This was followed by the publication of his The Golden Gate, “the great California novel” (1986). Much earlier, he had published a travel book about hitch hiking through Western China, called From Heaven Lake. He won a Guggenheim Fellowship and returned to India in 1986.
Seth’s The Golden Gate was hailed as “a splendid achievement”, as “a thoroughly Californian novel, peopled by unmistakably Californian characters” and “a splendid tour de force of the transcendence of the mere tour de force”. The tributes were well-deserved indeed.” In fact it took great courage and daring on his part to venture this great attempt at novel writing in verse in spite of the discouragement he received from many of his friends except Timothy Steele, a poet and teacher at the University of California.
Like his friend and mentor, Victoria Steele (husband of Timothy Steele) Seth favoured the traditional stanzaic and metrical forms and they believed that modern poetry’ had floundered because it was no longer accessible to the common reader. It had become too arcane from everyday experience. Seth has frankly stated that he does not enjoy most modern poetry. Similarly, his views about prose fiction are anti-modern anti-experimentative.
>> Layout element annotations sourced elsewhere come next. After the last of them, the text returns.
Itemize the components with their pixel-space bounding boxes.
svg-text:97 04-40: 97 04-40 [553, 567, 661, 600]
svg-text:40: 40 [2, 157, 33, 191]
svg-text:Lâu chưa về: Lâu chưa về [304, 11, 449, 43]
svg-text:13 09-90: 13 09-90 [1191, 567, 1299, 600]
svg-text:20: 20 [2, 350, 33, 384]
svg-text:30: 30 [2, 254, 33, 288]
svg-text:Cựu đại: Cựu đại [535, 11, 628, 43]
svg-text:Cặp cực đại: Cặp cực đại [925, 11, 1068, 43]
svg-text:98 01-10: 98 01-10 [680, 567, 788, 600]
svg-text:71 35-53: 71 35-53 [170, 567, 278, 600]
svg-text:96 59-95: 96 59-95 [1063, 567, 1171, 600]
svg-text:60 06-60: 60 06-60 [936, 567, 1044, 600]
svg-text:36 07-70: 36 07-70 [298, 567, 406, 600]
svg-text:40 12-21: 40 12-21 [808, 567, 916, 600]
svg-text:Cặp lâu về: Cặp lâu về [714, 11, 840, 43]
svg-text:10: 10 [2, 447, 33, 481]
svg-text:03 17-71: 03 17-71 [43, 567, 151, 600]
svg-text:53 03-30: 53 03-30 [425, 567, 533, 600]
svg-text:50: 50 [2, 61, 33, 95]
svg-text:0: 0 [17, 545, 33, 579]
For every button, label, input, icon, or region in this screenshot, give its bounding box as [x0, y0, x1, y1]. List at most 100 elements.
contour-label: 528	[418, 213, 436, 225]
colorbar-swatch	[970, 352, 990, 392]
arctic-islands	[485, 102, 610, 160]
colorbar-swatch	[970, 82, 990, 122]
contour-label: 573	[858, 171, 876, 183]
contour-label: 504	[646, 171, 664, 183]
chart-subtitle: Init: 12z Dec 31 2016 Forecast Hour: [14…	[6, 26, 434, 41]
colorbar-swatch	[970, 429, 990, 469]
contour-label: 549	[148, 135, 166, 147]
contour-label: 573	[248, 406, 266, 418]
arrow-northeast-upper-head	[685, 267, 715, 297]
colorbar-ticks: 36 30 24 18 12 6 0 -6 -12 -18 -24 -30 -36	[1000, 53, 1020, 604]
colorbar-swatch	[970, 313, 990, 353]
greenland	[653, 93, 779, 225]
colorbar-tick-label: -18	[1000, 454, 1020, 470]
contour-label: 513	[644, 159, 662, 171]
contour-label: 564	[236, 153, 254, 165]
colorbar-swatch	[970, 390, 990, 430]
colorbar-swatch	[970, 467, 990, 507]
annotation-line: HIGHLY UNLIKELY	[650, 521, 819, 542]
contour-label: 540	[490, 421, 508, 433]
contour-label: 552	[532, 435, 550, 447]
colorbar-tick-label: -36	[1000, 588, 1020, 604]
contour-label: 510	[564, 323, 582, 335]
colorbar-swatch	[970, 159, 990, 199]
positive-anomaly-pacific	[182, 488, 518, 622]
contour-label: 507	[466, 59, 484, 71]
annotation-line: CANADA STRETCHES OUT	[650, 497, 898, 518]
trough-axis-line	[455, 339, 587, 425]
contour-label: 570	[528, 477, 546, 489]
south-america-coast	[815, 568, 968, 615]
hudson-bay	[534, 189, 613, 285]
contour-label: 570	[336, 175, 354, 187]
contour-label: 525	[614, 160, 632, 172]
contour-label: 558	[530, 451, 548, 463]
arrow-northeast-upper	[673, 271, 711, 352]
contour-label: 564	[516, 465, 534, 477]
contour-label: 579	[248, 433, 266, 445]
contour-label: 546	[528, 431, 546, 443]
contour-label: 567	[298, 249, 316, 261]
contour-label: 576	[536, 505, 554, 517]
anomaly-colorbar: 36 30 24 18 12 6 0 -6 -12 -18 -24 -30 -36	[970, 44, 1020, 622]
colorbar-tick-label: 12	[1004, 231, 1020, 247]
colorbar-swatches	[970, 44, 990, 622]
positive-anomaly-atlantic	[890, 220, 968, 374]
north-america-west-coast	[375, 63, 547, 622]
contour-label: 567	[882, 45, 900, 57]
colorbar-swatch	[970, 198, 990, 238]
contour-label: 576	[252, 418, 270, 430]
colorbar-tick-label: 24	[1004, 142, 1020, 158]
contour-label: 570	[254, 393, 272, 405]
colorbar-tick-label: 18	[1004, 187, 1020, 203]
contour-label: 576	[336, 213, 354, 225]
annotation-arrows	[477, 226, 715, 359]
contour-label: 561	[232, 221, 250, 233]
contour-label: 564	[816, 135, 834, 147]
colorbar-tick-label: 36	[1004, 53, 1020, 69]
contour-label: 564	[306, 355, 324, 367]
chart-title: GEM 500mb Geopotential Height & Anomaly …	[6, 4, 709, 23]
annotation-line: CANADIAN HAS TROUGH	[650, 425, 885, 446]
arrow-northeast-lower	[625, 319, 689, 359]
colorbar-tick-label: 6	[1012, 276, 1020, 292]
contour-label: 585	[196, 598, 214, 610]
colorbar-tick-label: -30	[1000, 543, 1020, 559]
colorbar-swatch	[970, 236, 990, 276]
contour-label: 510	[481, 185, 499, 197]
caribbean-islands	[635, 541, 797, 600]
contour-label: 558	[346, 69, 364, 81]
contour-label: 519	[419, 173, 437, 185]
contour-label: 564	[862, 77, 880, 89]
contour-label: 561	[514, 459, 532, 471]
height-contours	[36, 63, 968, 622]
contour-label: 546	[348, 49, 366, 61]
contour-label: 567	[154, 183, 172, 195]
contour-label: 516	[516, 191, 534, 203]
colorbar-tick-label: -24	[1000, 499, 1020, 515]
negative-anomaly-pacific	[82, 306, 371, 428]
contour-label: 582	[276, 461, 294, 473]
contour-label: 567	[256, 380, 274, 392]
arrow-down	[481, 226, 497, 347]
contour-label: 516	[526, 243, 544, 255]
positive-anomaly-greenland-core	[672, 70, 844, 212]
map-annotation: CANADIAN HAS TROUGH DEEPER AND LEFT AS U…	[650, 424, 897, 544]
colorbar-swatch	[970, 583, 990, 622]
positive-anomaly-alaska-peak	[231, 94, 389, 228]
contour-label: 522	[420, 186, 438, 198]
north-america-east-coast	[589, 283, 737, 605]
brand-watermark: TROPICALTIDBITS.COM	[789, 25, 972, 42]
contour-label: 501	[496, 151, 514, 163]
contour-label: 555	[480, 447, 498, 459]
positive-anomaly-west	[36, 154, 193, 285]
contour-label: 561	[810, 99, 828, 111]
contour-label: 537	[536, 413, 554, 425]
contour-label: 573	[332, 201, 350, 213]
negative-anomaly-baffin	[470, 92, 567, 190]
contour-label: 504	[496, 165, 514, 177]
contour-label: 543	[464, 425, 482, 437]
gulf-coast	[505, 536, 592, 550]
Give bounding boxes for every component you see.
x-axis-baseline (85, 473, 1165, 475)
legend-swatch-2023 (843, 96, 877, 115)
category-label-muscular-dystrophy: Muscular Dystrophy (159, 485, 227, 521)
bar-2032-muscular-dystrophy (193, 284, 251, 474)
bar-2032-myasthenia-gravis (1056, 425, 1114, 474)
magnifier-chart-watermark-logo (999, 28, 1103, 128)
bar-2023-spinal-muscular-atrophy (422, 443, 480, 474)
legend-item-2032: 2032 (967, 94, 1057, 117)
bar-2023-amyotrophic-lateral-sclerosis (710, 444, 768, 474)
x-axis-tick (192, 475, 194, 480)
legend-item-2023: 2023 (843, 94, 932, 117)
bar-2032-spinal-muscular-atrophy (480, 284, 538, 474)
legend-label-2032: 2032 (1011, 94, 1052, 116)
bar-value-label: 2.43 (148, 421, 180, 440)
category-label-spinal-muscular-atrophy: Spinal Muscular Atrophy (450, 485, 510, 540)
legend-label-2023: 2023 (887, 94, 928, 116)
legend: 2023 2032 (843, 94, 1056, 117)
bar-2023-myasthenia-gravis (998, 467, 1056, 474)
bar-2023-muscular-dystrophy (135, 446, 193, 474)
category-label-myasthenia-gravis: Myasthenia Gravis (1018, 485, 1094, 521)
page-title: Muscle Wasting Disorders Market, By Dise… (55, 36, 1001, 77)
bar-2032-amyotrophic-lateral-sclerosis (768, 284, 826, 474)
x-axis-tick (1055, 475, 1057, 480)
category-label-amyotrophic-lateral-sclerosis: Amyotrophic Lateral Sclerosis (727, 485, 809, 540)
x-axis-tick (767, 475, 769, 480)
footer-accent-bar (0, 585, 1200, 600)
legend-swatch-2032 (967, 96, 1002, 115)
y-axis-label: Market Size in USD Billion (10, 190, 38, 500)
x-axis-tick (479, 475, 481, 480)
His Golden Gate written in fourteen-line metred stanzas presents the story of how a friend of John places a personal ad in a newspaper on John’s behalf and how a succession of romantic relationships follows which include a homosexual one. Of the five main characters, two are ‘yuppies’ (young urban professionals). Part of the pleasure yielded by the book extends from the way in which it treats contemporary subjects poetically.